The California Poppy is a member of the Papaveraceae family. The Poppy family consists of 42 genera and approximately 800 species. It is named for Johann Friedrich Von Eschscholtz; a German botanist who explored California in 1810. Eschscholzia californica became the official state flower in1902 beating out the Mariposa Lily (Calochotrus) and the Matilija Poppy (Romneya) for the Honor.
Eschscholzia californica is an herbaceous annual or biennial, 6 inches to two feet in height and spread. The leaves are blue- grey-green, glaucus and finely divided into linear segments. The leaves are primarily basal and attach to a long thin carrot like taproot. The flowers have four bright orange silky petals 1 to 2 inches long and bloom from February through September. The flower has numerous stamens and 1 pistil attached to a superior ovary. The flowers close at night or in windy conditions to help conserve water. The seed pod is a single chambered linear tube; 1 ½ to 3 inches long and 1/8 inches in diameter, containing 50 or more seeds. The seeds are round, dark brown to black in color and less than a thirty-second of an inch in diameter.

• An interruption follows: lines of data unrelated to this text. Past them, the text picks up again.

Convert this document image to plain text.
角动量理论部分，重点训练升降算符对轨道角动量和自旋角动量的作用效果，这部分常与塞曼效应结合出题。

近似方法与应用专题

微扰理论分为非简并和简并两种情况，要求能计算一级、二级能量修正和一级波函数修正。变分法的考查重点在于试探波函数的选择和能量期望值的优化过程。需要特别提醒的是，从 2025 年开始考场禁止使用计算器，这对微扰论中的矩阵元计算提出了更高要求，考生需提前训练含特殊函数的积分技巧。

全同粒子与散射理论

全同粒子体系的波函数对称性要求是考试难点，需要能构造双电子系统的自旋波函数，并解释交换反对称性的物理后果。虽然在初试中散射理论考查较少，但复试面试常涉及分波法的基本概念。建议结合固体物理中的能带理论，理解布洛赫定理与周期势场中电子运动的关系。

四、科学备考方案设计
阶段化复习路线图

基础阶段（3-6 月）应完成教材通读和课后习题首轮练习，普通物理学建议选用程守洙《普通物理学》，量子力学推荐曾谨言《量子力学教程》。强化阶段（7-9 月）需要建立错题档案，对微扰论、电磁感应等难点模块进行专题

Eschscholzia californica is native to the Western United States and Northern Mexico from sea level to 6000 feet of elevation. It is commonly found in large colonies in open meadows and hillsides. It is tolerant of most soil types, but prefers well drained loam and full sun.
California Poppy leaves and roots contain several useful medicinal compounds in the form of alkaloids. The main alkaloids are Chelirubine, Sanguinarine and Macarpine; which are used as an Analgesic, Sedative and Antispasmodic. The seeds were also consumed by Native Americans as a source of protein.
There are several other species of Eschscholzia native to California.
E. caespitosa; Tufted Poppy. Tufted foliage and yellow flowers
E. lemmonii; Lemon’s Poppy. The leaves are whitish and pubescent.
E. minutiflora; Pigmy Poppy. The plant is less than 3 inches tall.
E. ramose; Island Poppy. The flowers are less than ½ inch in diameter.